The information presented was very detailed and pleasing for the techno-geek audience. But at times was difficult to understand the information the author uses for comparison. For example, tables on satellites from different agencies presented different measurements and specifications, making it like comparing apples with oranges.

And there seemed to be a couple of product placement mentions — e.g. the software workshop the author attended. Perhaps I am cynical, but it seemed to be like when a doctor presents a certain drug, because he gets kickbacks from the pharmaceutical company.

The space technology section was more well thought-out and exciting. You could tell that Mohammad Razani was more inspired by these topics. He gave a great background on the history and development of the space technology and satellites. The cool parts were definitely the brief scientific explanation of space flight, atmospheric studies and gravity. It kept the pages turning without becoming overwhelming. I felt I learnt a great deal without the aid of any other research or references.

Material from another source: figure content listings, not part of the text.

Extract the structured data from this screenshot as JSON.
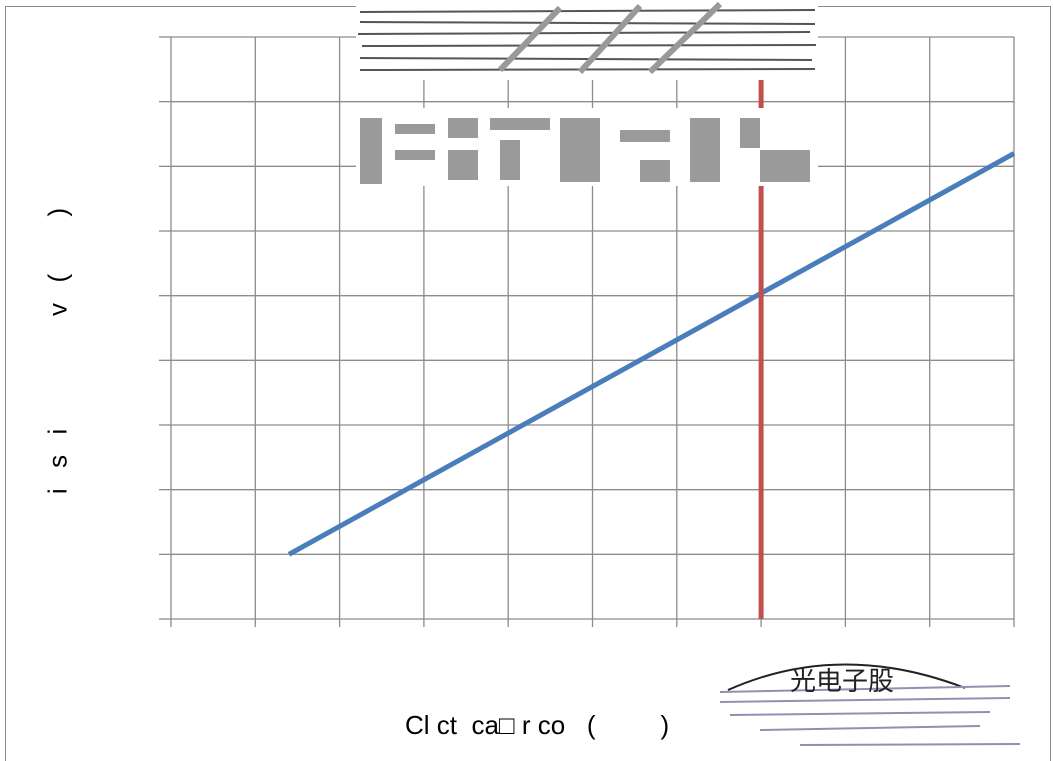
{
  "chart_data": {
    "type": "line",
    "xlabel": "Cl ct  ca□ r co   (         )",
    "ylabel": "i  s  i            v  (      )",
    "x_gridlines": 10,
    "y_gridlines": 9,
    "grid": true,
    "xlim": [
      0,
      10
    ],
    "ylim": [
      0,
      9
    ],
    "series": [
      {
        "x": [
          1.4,
          10
        ],
        "y": [
          1,
          7.2
        ],
        "color": "#4a7ebb"
      }
    ],
    "vline": {
      "x": 7,
      "color": "#c0504d"
    }
  },
  "overlays": {
    "stamp_text": "光电子股"
  }
}
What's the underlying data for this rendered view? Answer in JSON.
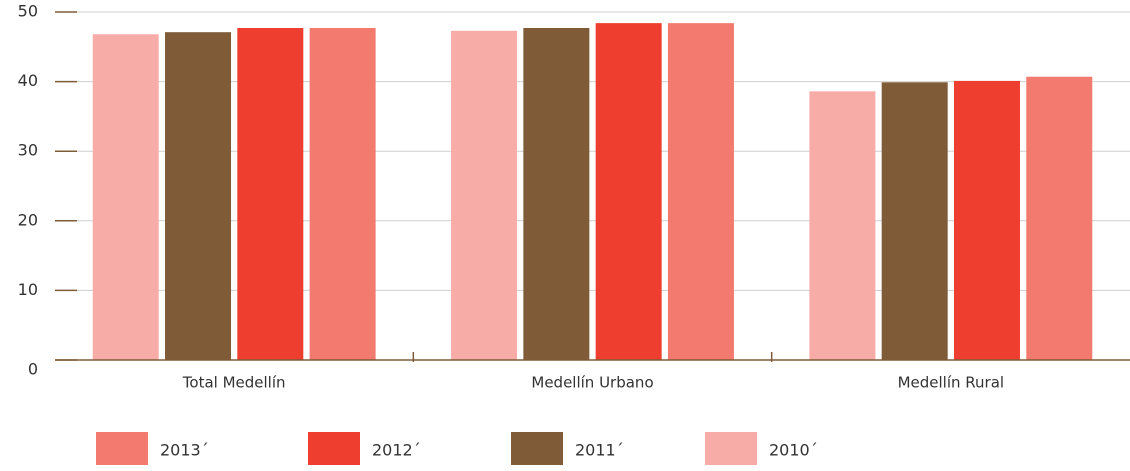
{
  "chart_data": {
    "type": "bar",
    "categories": [
      "Total Medellín",
      "Medellín Urbano",
      "Medellín Rural"
    ],
    "series": [
      {
        "name": "2010´",
        "color": "#f7aca8",
        "values": [
          46.8,
          47.3,
          38.6
        ]
      },
      {
        "name": "2011´",
        "color": "#7f5b37",
        "values": [
          47.1,
          47.7,
          39.9
        ]
      },
      {
        "name": "2012´",
        "color": "#ee3e2f",
        "values": [
          47.7,
          48.4,
          40.1
        ]
      },
      {
        "name": "2013´",
        "color": "#f27a6e",
        "values": [
          47.7,
          48.4,
          40.7
        ]
      }
    ],
    "ylim": [
      0,
      50
    ],
    "yticks": [
      0,
      10,
      20,
      30,
      40,
      50
    ],
    "grid": true
  }
}
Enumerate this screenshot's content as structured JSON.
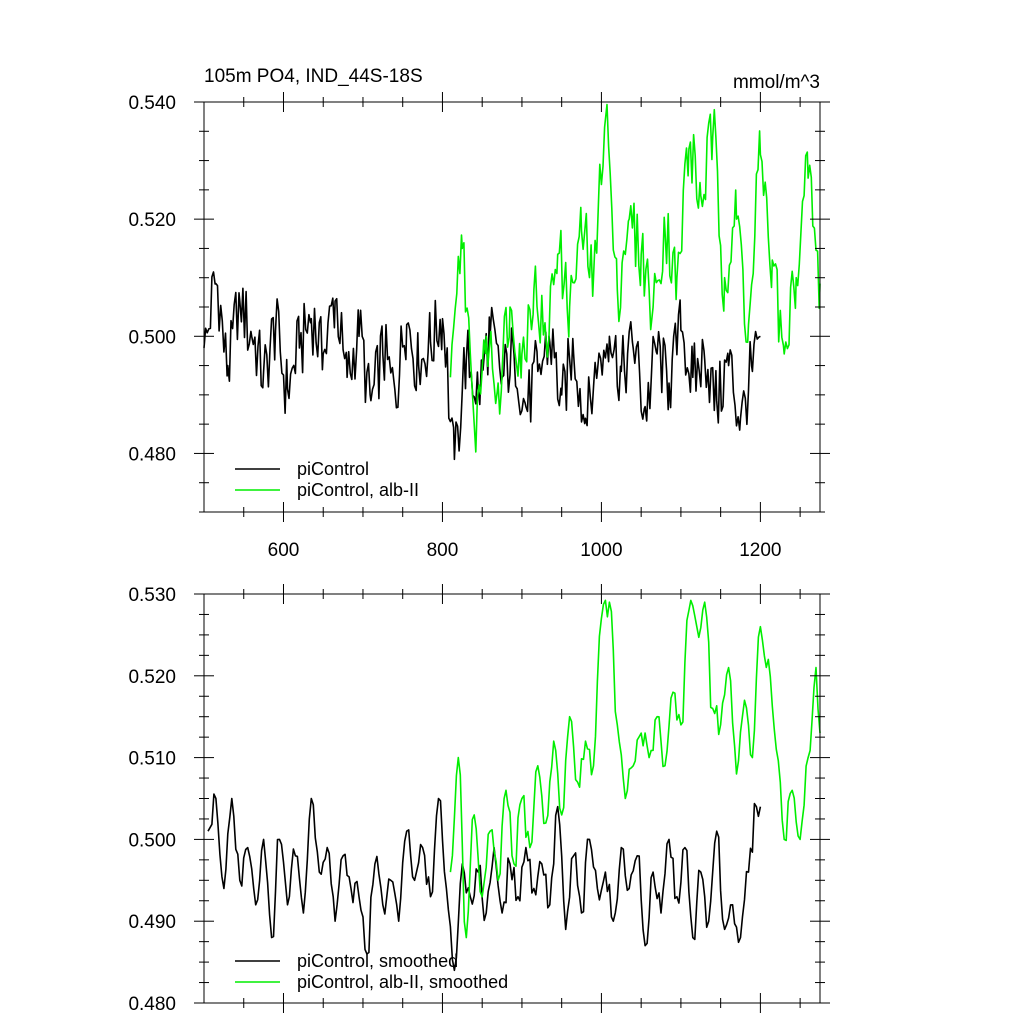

Tip: start your own glossary to refer to. This reader would have benefited from a glossary, instead of having to refer to the index or re-read parts of the book where the definitions and explanations of acronyms and phrases were presented.

The highlights of this book were the scientific explanations of the relevant to content. If a reader was so inclined to do self-research on this topic, it would take them years to find all information presented in this book, without the guidance Mohammad Razani. As a reader, I am left with the hope that ICT could be used to advance all of humanity, rather than promote western culture alone. As a student this has inspired me to pursue this area of technology, as we have only just begun. It gives a great starting point for any interested readers to launch their own research and further reading. I will refer to this book for years to come. The hardcover is also a bonus!

If I had to give this book a rating, it would be 3.5 satellite dishes out of 5.